Varían de Winter enarcó una ceja sorprendido y se apresuró a obedecer. Su abuelo poseía una magnífica bodega y le había enseñado a apreciar las cualidades de un buen vino. Se sirvió una copa y observó al anciano con disimulo. Aspiró el aroma que desprendía el vino, sonrió satisfecho y bebió un sorbo mientras se acomodaba en un sillón frente al ocupado por Thomas Howard.

– Os escucho, señor.

Ha heredado mi rostro alargado y mis ojos, pero por lo demás es un De Winter de los pies a la cabeza, pensó el duque mirando fijamente a su nieto. Es una lástima porque razona como un auténtico Howard.

– Las tierras que di a tu madre como dote… -empezó.

– ¿Os referís a las tierras que olvidasteis entregar a mi padre? -le interrumpió Varian sonriendo divertido-. Sí, deben ser ésas. Continuad, por favor.

– ¿Te gustaría tenerlas, Varian?

– ¿Qué precio tendría que pagar por ellas, señor?

– ¿Qué te hace pensar que quiero pedirte algo a cambio?-replicó el duque, dolido.

– ¿Habéis olvidado la primera lección que nie enseñasteis, abuelo? -contestó el conde-. Siempre habéis dicho que todo aquello que se puede conseguir a cambio de nada no tiene ningún valor, que todo tiene un precio.

– Has sido un alumno muy aplicado -rió Thomas Howard-; mucho más que tu tío Enrique. Tienes razón, tendrás que pagar un precio por esas tierras, pero antes de revelarte mi plan deseo saber si estás comprometido con alguna mujer.

– No -contestó Varían de Winter, extrañado-. ¿A qué viene esa pregunta?

– Tengo una mujer para ti pero te advierto que mi plan es algo peligroso. Por esta razón estoy dispuesto a recompensarte generosamente. Esa muchacha es una heredera y posee tierras al otro lado del río.

– ¿Qué queréis que haga?

– Deseo que tu prima Catherine se convierta en la próxima reina de Inglaterra -contestó el duque. Sorprendido, su nieto enarcó las cejas, pero guardó silencio y dejó que su abuelo terminara de exponer su plan-. Me consta que Enrique Tudor la mira con buenos ojos y cuando su matrimonio sea anulado quiero que la tome como esposa. Sólo hay una cosa que se interpone en su camino.

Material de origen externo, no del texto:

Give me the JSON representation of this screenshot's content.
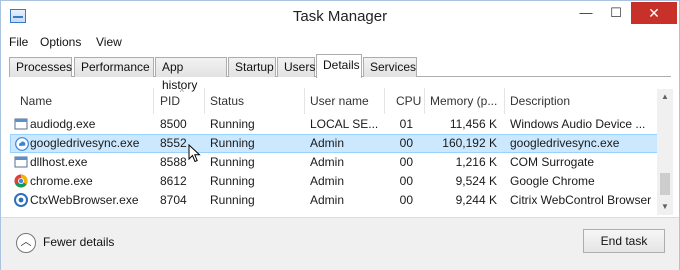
{
  "window": {
    "title": "Task Manager",
    "controls": {
      "minimize": "—",
      "maximize": "☐",
      "close": "✕"
    }
  },
  "menu": [
    "File",
    "Options",
    "View"
  ],
  "tabs": [
    {
      "label": "Processes",
      "active": false
    },
    {
      "label": "Performance",
      "active": false
    },
    {
      "label": "App history",
      "active": false
    },
    {
      "label": "Startup",
      "active": false
    },
    {
      "label": "Users",
      "active": false
    },
    {
      "label": "Details",
      "active": true
    },
    {
      "label": "Services",
      "active": false
    }
  ],
  "table": {
    "columns": [
      "Name",
      "PID",
      "Status",
      "User name",
      "CPU",
      "Memory (p...",
      "Description"
    ],
    "sorted_column": "PID",
    "sort_direction": "ascending",
    "rows": [
      {
        "name": "audiodg.exe",
        "pid": "8500",
        "status": "Running",
        "user": "LOCAL SE...",
        "cpu": "01",
        "memory": "11,456 K",
        "description": "Windows Audio Device ...",
        "icon": "generic-exe-icon",
        "selected": false
      },
      {
        "name": "googledrivesync.exe",
        "pid": "8552",
        "status": "Running",
        "user": "Admin",
        "cpu": "00",
        "memory": "160,192 K",
        "description": "googledrivesync.exe",
        "icon": "google-drive-icon",
        "selected": true
      },
      {
        "name": "dllhost.exe",
        "pid": "8588",
        "status": "Running",
        "user": "Admin",
        "cpu": "00",
        "memory": "1,216 K",
        "description": "COM Surrogate",
        "icon": "generic-exe-icon",
        "selected": false
      },
      {
        "name": "chrome.exe",
        "pid": "8612",
        "status": "Running",
        "user": "Admin",
        "cpu": "00",
        "memory": "9,524 K",
        "description": "Google Chrome",
        "icon": "chrome-icon",
        "selected": false
      },
      {
        "name": "CtxWebBrowser.exe",
        "pid": "8704",
        "status": "Running",
        "user": "Admin",
        "cpu": "00",
        "memory": "9,244 K",
        "description": "Citrix WebControl Browser",
        "icon": "citrix-icon",
        "selected": false
      }
    ]
  },
  "footer": {
    "fewer_details": "Fewer details",
    "end_task": "End task"
  },
  "colors": {
    "selection": "#cce8ff",
    "selection_border": "#99d1ff",
    "close_button": "#c7312a",
    "footer_bg": "#f0f0f0"
  }
}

– Lady Nyssa Wyndham -adivinó Varían de Winter-. Yo también he oído las habladurías que corren por palacio. El rey está confuso como un joven de dieciséis años y no acaba de decidirse. Si no me equivoco, Nyssa Wyndham tiene tantas posibilidades de convertirse en la próxima reina de Inglaterra como nuestra Catherine. ¿Cómo la llama el rey? Su rosa salvaje, o algo parecido. Os advierto una cosa, abuelo: esa rosa tiene espinas. Es la mujer más decente que he conocido y sólo vive para servir a la reina.

– En cambio, a tu prima Cat la llama «mi rosa sin espinas» -repuso el duque-. Debemos asegurarnos de que su majestad escoge a la más dócil de entre las rosas de su jardín y ésa es nuestra Catherine. Nyssa Wyndham debe caer en desgracia y ahí es donde entras tú. Tengo un plan.